Catmull’s team caught the attention of Hollywood directors George Lucas and Francis Ford Coppola. Lucas approached Catmull in 1979 and asked him to head up a group to bring computer graphics, video editing, and digital audio into the entertainment field. Catmull left New York Institute of Technology and in 1979 became the vice president at the computer graphics division at Lucasfilm. He helped develop digital image compositing technology. After Steve Jobs bought Lucasfilm’s digital division in 1986, Catmull cofounded Pixar and became its chief technical officer. At Pixar, he was key in developing the RenderMan system used in films such as Toy Story, the first of 20 Pixar features which have collectively won 15 Academy Awards and earned more than $13 million in worldwide box office, and others such as Finding Nemo, Incredibles, and Monster's Inc. The technology has helped computer generated movies mature beyond simulating relatively simple objects such as plastic toys to more complex physical phenomena like rippling fur or splashing water.

Disney purchased Pixar in 2006 and Catmull joined John Lasseter to revitalize Disney’s animation studio. He led the animation division until his retirement in 2019.

Catmull won five of the Motion Picture Academy's Scientific and Technical Awards, including the Gordon E. Sawyer Award. In 1993 he won an Academy of Motion Pictures Scientific and Technical Award for the development of PhotoRealistic RenderMan software. In 1996 and 2001 he won awards for pioneering invention in Digital Image Compositing. In 2009 at the 81st Academy Awards, he was awarded the Gordon E. Sawyer Award, which honors individuals in the motion picture industry “whose technical contributions have brought credit to the industry.”

In 1995, he was inducted as a Fellow of the Association for Computing Machinery. He was awarded with the IEEE John von Neumann medal for “pioneering contributions to the field of computer graphics in modeling, animation, and rendering.” Catmull’s pioneering research on graphics earned him the highest honor in computing, the Association for Computer Machinery’s A.M. Turing Award, seen as the field’s equivalent to a Nobel Prize. He shared the prize and the $1 million prize money with Patrick Hanrahan, a fellow computer graphics researcher he recruited to the founding team of Pixar in 1986. They were honored for inventing computer generated techniques that transformed Hollywood and have shaped other forms of entertainment such as video games and virtual reality.

In 2014, Catmull, along with Amy Wallace, authored the book Creativity, Inc., about the management skills he learned during the course of his career.
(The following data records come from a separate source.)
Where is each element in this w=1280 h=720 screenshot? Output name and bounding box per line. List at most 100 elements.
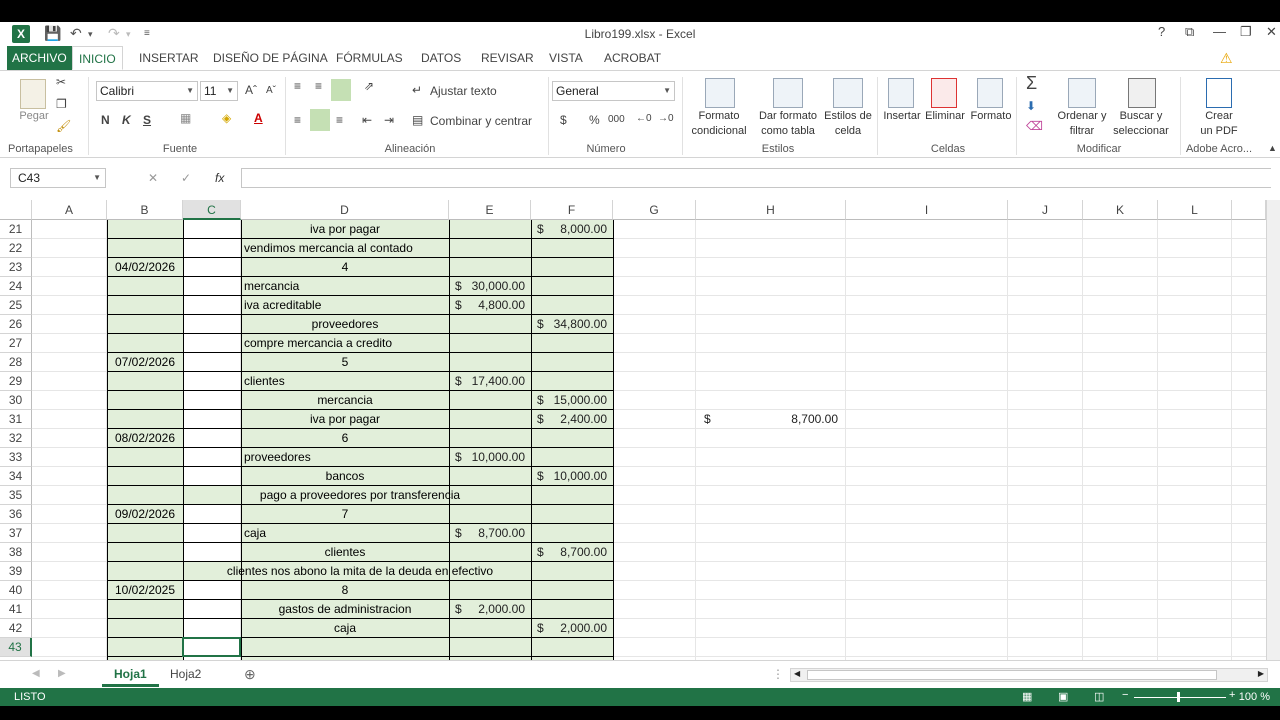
cell-d26[interactable]: proveedores [241,315,449,334]
cell-d42[interactable]: caja [241,619,449,638]
thousands-format-button[interactable]: 000 [608,114,625,125]
restore-icon[interactable]: ❐ [1240,24,1252,40]
cell-d39[interactable]: clientes nos abono la mita de la deuda e… [107,562,613,581]
decrease-decimal-icon[interactable]: →0 [658,113,674,124]
increase-decimal-icon[interactable]: ←0 [636,113,652,124]
name-box[interactable]: C43 ▼ [10,168,106,188]
row-header-34[interactable]: 34 [0,467,32,486]
find-select-icon[interactable] [1128,78,1156,108]
row-header-43[interactable]: 43 [0,638,32,657]
row-header-33[interactable]: 33 [0,448,32,467]
column-header-l[interactable]: L [1158,200,1232,220]
cut-icon[interactable]: ✂ [56,75,66,89]
column-header-j[interactable]: J [1008,200,1083,220]
font-name-select[interactable]: Calibri ▼ [96,81,198,101]
cell-f34[interactable]: $10,000.00 [531,467,613,486]
cell-f26[interactable]: $34,800.00 [531,315,613,334]
tab-diseno-pagina[interactable]: DISEÑO DE PÁGINA [207,46,334,70]
sheet-tab-hoja2[interactable]: Hoja2 [158,661,213,687]
help-icon[interactable]: ? [1158,24,1165,39]
cell-b32[interactable]: 08/02/2026 [107,429,183,448]
merge-center-button[interactable]: Combinar y centrar [430,114,532,128]
column-header-h[interactable]: H [696,200,846,220]
bold-button[interactable]: N [101,113,110,127]
tab-archivo[interactable]: ARCHIVO [7,46,72,70]
fill-icon[interactable]: ⬇ [1026,99,1036,113]
number-format-select[interactable]: General ▼ [552,81,675,101]
enter-icon[interactable]: ✓ [181,171,191,185]
zoom-slider[interactable] [1134,697,1226,698]
align-center-icon[interactable] [310,109,330,131]
cell-d36[interactable]: 7 [241,505,449,524]
cell-d32[interactable]: 6 [241,429,449,448]
cell-d38[interactable]: clientes [241,543,449,562]
align-bottom-icon[interactable] [331,79,351,101]
align-left-icon[interactable]: ≡ [294,113,301,127]
underline-button[interactable]: S [143,113,151,127]
format-as-table-icon[interactable] [773,78,803,108]
sort-filter-icon[interactable] [1068,78,1096,108]
cell-f38[interactable]: $8,700.00 [531,543,613,562]
cell-e29[interactable]: $17,400.00 [449,372,531,391]
page-break-icon[interactable]: ◫ [1094,690,1104,703]
ribbon-display-icon[interactable]: ⧉ [1185,24,1194,40]
paste-icon[interactable] [20,79,46,109]
formula-input[interactable] [241,168,1271,188]
horizontal-scrollbar[interactable]: ◀ ▶ [790,668,1268,682]
cell-d21[interactable]: iva por pagar [241,220,449,239]
tab-split-icon[interactable]: ⋮ [772,667,784,681]
cell-e25[interactable]: $4,800.00 [449,296,531,315]
row-header-27[interactable]: 27 [0,334,32,353]
row-header-22[interactable]: 22 [0,239,32,258]
conditional-format-button[interactable]: Formato condicional [684,109,754,139]
increase-font-icon[interactable]: Aˆ [245,83,257,97]
format-cells-button[interactable]: Formato [968,109,1014,124]
row-header-24[interactable]: 24 [0,277,32,296]
column-header-e[interactable]: E [449,200,531,220]
collapse-ribbon-icon[interactable]: ▲ [1268,143,1277,153]
column-header-b[interactable]: B [107,200,183,220]
cell-d35[interactable]: pago a proveedores por transferencia [107,486,613,505]
column-header-k[interactable]: K [1083,200,1158,220]
align-right-icon[interactable]: ≡ [336,113,343,127]
tab-datos[interactable]: DATOS [415,46,467,70]
wrap-text-button[interactable]: Ajustar texto [430,84,497,98]
cell-d22[interactable]: vendimos mercancia al contado [244,239,449,258]
insert-cells-button[interactable]: Insertar [880,109,924,124]
row-header-25[interactable]: 25 [0,296,32,315]
cell-d29[interactable]: clientes [244,372,449,391]
row-header-23[interactable]: 23 [0,258,32,277]
column-header-g[interactable]: G [613,200,696,220]
delete-cells-button[interactable]: Eliminar [922,109,968,124]
orientation-icon[interactable]: ⇗ [364,79,374,93]
borders-icon[interactable]: ▦ [180,111,191,125]
tab-formulas[interactable]: FÓRMULAS [330,46,409,70]
tab-vista[interactable]: VISTA [543,46,589,70]
insert-function-icon[interactable]: fx [215,171,224,185]
cell-d30[interactable]: mercancia [241,391,449,410]
cell-f31[interactable]: $2,400.00 [531,410,613,429]
zoom-level[interactable]: 100 % [1239,691,1270,703]
format-cells-icon[interactable] [977,78,1003,108]
minimize-icon[interactable]: — [1213,24,1226,39]
row-header-39[interactable]: 39 [0,562,32,581]
font-color-icon[interactable]: A [254,111,263,125]
percent-format-button[interactable]: % [589,113,600,127]
cell-d23[interactable]: 4 [241,258,449,277]
normal-view-icon[interactable]: ▦ [1022,690,1032,703]
cell-b28[interactable]: 07/02/2026 [107,353,183,372]
row-header-40[interactable]: 40 [0,581,32,600]
tab-inicio[interactable]: INICIO [72,46,123,70]
sheet-tab-hoja1[interactable]: Hoja1 [102,661,159,687]
page-layout-icon[interactable]: ▣ [1058,690,1068,703]
row-header-38[interactable]: 38 [0,543,32,562]
row-header-42[interactable]: 42 [0,619,32,638]
paste-button[interactable]: Pegar [14,109,54,124]
sort-filter-button[interactable]: Ordenar y filtrar [1052,109,1112,139]
merge-center-icon[interactable]: ▤ [412,113,423,127]
cell-d33[interactable]: proveedores [244,448,449,467]
tab-insertar[interactable]: INSERTAR [133,46,205,70]
column-header-f[interactable]: F [531,200,613,220]
row-header-30[interactable]: 30 [0,391,32,410]
new-sheet-icon[interactable]: ⊕ [244,666,256,683]
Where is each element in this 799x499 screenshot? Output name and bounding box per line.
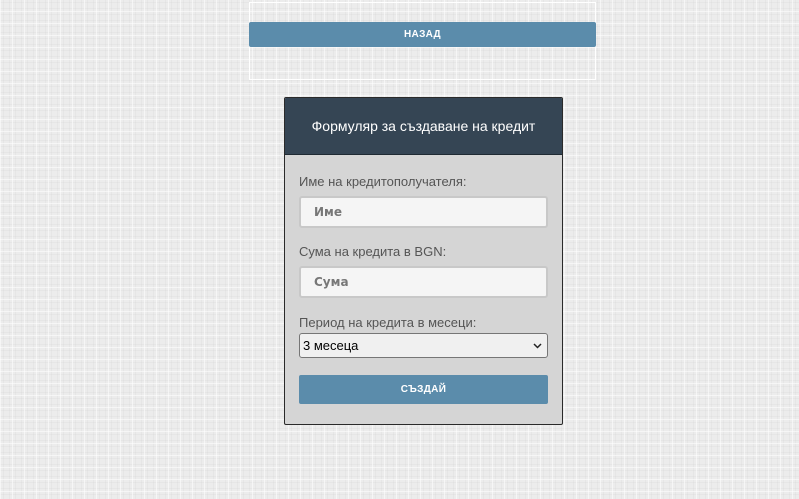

He is the 2024 winner of The Leonardo Award, an award that seeks to honor individuals who have made “contributions (that) exemplify the blend of art and science,” per The Leonardo. To receive his Leonardo Award, Catmull returned to Salt Lake City — the very place his impressive career started. . . .

“Growing up, I didn’t know that (science and art) were considered to be not compatible with each other. Nobody told me that,” Catmull said Thursday night at The Leonardo Museum. . . .
Animation fascinated him, but there was no college for it. So when he started his Bachelor’s degree at University of Utah, he fell back on science.
“There were no tools for it, for animation, so I switched over into physics when I went to college,” Catmull said. This revelation prompted laughter from the audience — how can the man who co-founded Pixar be a physicist?
“It’s as if somehow these things are incongruous. But that’s a problem,” Catmull said in response to the audience’s laughter. “And this makes no sense to me. I think there’s a bias of people thinking that art programs are about learning to draw. It’s not. It’s about learning to see. And in which of the professions is it not important to be able to see?”[1]


Catmull and his wife Susan have three children and live in Marin County, California.